Jean-Noël Carpentier, vous dîtes avoir découvert David Mangin à la télévision en 2010. Qu’est-ce qui vous a tant frappé dans ses propos pour que vous décidiez de le consulter ?
JNC : Il était précis, ferme dans ses positions, et, comme lui, je ne parvenais pas à me faire à l’idée qu’un centre commercial, ayant amorti son investissement depuis des années, refuse de réinvestir une partie de ses bénéfices dans un projet d’aménagement urbain, qui à la fois sert ses intérêts et profite à la population de Montigny. Surtout quand cette population compte pour une part très importante dans son chiffre d’affaires. Je suis d’un naturel enthousiaste, et je pensais qu’en développant un projet séduisant avec un architecte de renom, nous n’aurions aucun mal à susciter l’adhésion.
Et que lui avez-vous demandé à votre architecte ?
JNC : Un plan global pour réintégrer le boulevard Bordier à la ville. Faire muter graduellement ce linéaire de « boîtes à chaussures » qui abîme le paysage et le lien social. Y construire des logements à taille humaine, des équipements culturels, des écoles, des crèches, des centres médicaux, des services de proximité pour les habitants. Dans ce projet global devait s’intégrer une proposition de rénovation du centre Carrefour, installé à Montigny depuis plus de quarante ans.
Et vous David Mangin, vous connaissiez Montigny ?
DM : Non, je savais seulement que c’était la ville de Robert Hue, l’ancien secrétaire national du PCF et le prédécesseur de Jean-Noël. Pierre Mansat, l’adjoint parisien en charge des relations avec les villes de la métropole, nous a mis en contact. Et j’ai découvert un maire déterminé, soucieux de changer l’image de sa commune. Et conscient, contrairement à nombre de ses collègues, que le modèle de la ville franchisée n’était plus soutenable.
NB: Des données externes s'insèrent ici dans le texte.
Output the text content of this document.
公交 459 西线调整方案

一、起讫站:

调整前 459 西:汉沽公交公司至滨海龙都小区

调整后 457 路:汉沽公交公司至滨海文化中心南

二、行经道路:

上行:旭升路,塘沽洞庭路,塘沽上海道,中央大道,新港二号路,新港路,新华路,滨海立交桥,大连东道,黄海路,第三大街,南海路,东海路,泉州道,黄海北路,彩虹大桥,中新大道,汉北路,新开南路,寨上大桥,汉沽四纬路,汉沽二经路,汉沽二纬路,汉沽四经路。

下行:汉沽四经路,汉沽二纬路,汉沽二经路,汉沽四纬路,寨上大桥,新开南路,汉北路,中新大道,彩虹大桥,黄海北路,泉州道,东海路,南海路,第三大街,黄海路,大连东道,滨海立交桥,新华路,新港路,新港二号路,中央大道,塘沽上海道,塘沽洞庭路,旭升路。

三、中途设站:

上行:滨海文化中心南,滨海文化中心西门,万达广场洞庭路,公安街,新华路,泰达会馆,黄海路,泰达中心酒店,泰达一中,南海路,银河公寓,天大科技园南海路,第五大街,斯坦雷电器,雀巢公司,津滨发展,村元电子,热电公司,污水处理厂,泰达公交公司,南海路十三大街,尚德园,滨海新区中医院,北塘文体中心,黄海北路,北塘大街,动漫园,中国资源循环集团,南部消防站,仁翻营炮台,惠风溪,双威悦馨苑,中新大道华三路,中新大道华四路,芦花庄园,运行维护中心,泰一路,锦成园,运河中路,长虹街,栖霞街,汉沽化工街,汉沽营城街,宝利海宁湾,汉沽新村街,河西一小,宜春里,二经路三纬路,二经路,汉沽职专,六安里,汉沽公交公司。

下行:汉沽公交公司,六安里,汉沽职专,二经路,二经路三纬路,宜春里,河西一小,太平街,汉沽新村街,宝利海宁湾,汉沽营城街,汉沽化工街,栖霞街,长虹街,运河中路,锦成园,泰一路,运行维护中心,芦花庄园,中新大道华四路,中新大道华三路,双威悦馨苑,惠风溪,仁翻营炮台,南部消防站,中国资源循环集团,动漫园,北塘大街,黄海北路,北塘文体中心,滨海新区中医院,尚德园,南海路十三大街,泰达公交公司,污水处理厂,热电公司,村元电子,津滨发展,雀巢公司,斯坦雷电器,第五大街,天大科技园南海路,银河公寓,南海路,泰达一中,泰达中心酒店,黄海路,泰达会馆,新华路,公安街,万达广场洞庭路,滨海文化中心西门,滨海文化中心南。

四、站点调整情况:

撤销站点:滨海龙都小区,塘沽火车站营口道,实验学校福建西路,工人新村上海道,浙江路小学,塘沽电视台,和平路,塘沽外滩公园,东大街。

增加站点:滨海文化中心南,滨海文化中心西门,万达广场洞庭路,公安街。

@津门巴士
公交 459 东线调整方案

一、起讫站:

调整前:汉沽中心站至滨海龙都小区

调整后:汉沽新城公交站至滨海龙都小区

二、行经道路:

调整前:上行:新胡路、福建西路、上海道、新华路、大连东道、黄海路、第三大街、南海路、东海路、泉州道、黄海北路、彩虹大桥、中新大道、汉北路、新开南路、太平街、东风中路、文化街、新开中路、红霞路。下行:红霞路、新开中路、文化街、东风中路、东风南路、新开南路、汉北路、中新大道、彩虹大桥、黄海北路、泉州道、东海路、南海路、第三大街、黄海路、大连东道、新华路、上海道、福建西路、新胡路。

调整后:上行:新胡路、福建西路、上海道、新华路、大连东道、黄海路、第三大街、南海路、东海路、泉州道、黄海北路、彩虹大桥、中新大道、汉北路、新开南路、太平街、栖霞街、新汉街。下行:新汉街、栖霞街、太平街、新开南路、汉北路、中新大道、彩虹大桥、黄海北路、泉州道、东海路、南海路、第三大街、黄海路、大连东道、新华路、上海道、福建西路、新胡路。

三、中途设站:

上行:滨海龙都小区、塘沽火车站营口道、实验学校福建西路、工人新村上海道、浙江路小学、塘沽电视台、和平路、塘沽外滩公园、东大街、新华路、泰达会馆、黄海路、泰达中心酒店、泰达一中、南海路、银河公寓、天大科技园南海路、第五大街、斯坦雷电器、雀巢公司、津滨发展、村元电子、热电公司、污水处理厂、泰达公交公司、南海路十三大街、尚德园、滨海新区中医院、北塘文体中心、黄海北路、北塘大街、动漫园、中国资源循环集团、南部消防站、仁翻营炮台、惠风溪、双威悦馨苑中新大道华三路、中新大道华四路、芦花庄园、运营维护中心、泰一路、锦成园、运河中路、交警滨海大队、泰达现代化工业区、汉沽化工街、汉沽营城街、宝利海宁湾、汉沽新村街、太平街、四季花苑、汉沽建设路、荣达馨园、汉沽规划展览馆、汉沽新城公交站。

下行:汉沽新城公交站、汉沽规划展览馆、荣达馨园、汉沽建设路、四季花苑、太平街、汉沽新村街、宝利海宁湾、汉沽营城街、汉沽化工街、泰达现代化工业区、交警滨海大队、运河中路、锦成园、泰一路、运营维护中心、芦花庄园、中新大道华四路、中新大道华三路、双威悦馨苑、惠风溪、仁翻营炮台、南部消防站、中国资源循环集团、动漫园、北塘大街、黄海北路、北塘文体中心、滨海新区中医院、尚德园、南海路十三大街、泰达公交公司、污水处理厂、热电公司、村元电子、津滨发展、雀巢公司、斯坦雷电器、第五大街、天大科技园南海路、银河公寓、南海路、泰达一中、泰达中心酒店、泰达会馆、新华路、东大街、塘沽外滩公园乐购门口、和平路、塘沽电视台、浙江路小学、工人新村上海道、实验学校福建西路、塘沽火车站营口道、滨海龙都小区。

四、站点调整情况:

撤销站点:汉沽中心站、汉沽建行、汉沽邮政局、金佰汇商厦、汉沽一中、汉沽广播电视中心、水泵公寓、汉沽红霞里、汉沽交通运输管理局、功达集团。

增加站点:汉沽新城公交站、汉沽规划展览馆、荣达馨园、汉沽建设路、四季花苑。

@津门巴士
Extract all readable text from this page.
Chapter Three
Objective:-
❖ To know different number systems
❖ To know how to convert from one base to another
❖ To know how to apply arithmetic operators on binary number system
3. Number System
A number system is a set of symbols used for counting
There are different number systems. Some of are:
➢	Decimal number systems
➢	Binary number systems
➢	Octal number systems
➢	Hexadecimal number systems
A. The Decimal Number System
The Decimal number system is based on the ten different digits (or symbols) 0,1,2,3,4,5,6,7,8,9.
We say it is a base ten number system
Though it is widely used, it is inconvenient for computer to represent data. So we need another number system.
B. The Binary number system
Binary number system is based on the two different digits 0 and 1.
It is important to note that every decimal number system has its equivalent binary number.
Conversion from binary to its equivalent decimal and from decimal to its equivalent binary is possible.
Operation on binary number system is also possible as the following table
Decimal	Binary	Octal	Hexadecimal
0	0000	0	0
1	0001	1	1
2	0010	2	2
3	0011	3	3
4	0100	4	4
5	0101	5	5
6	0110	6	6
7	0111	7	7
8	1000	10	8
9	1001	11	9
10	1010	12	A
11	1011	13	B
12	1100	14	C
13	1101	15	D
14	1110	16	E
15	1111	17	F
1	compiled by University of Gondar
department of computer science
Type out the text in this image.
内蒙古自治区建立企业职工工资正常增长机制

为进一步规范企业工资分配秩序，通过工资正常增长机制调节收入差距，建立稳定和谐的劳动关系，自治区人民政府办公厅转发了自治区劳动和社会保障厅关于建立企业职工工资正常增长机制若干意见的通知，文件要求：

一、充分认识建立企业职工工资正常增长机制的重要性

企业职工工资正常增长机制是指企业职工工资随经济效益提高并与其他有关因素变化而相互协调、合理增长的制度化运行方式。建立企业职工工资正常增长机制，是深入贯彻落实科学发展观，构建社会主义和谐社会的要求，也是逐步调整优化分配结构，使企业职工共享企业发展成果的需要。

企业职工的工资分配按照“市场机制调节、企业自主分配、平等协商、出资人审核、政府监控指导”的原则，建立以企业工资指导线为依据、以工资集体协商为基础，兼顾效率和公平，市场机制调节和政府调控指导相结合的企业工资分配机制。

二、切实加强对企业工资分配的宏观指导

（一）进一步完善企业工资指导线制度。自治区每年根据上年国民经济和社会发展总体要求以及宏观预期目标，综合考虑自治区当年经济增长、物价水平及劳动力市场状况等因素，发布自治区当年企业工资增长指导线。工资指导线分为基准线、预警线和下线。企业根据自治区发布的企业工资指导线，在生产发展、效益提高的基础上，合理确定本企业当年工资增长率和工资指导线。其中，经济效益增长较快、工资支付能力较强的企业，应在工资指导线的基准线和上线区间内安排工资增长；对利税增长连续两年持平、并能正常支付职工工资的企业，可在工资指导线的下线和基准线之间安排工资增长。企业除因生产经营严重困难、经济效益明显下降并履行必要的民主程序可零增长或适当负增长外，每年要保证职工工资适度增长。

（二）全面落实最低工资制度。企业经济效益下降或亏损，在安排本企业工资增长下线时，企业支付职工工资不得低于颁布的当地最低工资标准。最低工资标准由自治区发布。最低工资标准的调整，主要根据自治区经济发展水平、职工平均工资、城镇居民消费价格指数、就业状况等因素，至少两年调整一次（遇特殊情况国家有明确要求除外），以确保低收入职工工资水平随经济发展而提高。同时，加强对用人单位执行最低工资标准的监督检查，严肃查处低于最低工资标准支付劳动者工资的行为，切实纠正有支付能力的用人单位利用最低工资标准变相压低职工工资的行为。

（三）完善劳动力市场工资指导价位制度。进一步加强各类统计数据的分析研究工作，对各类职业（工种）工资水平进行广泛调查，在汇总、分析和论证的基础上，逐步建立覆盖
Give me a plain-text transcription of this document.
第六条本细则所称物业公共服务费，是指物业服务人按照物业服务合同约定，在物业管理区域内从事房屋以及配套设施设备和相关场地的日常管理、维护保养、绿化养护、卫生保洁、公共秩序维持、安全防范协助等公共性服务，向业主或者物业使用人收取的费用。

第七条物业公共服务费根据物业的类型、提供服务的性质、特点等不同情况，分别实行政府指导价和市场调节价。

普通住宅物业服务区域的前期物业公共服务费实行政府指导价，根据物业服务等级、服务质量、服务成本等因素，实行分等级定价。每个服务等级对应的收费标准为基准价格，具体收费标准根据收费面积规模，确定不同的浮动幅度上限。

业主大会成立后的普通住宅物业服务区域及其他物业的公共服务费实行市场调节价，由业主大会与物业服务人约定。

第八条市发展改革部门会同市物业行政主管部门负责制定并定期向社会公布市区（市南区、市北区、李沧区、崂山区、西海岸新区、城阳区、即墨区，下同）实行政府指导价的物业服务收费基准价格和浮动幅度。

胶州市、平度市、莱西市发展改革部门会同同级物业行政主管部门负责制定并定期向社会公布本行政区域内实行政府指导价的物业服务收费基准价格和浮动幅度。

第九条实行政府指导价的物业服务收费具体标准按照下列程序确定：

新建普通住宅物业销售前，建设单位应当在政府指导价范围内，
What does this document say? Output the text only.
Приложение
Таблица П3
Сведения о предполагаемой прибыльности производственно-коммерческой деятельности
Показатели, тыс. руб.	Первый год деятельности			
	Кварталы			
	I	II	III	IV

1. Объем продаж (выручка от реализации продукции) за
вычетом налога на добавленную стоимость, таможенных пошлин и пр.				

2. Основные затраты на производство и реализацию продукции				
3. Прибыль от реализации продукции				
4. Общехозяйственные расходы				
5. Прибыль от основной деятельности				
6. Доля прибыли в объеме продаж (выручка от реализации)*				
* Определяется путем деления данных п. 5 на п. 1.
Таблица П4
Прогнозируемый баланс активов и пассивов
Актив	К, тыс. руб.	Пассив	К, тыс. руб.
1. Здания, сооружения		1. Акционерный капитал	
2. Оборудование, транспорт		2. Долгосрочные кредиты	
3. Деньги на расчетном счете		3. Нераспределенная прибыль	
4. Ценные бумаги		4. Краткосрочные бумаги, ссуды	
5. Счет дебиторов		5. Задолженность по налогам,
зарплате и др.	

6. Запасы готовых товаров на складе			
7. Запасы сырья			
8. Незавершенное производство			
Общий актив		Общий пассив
Lors de votre première rencontre, vous lui faîtes pourtant part de votre perplexité. La situation de Montigny est vraiment plus complexe que celle d’autres villes traversées par d’anciennes nationales…
DM : Oui, parce que ce n’est pas une entrée de ville à proprement parler. En amont comme en aval, la RD14 redevient une grande rue de banlieue, avec un minimum de qualité urbaine. A Montigny en revanche, on sent vraiment que l’espace urbain a été sacrifié. Pas ou peu de trottoir, pas de contre-allée, une inflation de panneaux signalétique qui masque les quelques pavillons encore présents, et enfin cet alignement sans fin de hangars commerciaux… La RD14 est moins une rue qu’une sorte d’aire autoroutière, raccordée à L’A15 et pensée en priorité pour les automobilistes de passage. Ceci est d’autant plus problématique que la RD traverse le cœur de la commune. Il suffit de faire 50 mètres, et vous vous re-trouvez en quartier pavillonnaire ou dans la ZUP. Le niveau de nuisance est bien plus élevé qu’à Herblay, où le centre est nettement en retrait par rapport à la départementale, ou qu’à Franconville, où l’urbanisme commercial a été cantonné en entrée de ville. Enfin, circonstance aggravante, la population se répartit assez équitablement des deux côtés de l’axe routier, ce qui en fait un élément de coupure très net. Bien plus, paradoxalement, que l’autoroute A15, qui a été aménagée en tranchée dans la pente menant de la plaine au vieux Montigny, et se laisse traverser comme une simple coupure verte.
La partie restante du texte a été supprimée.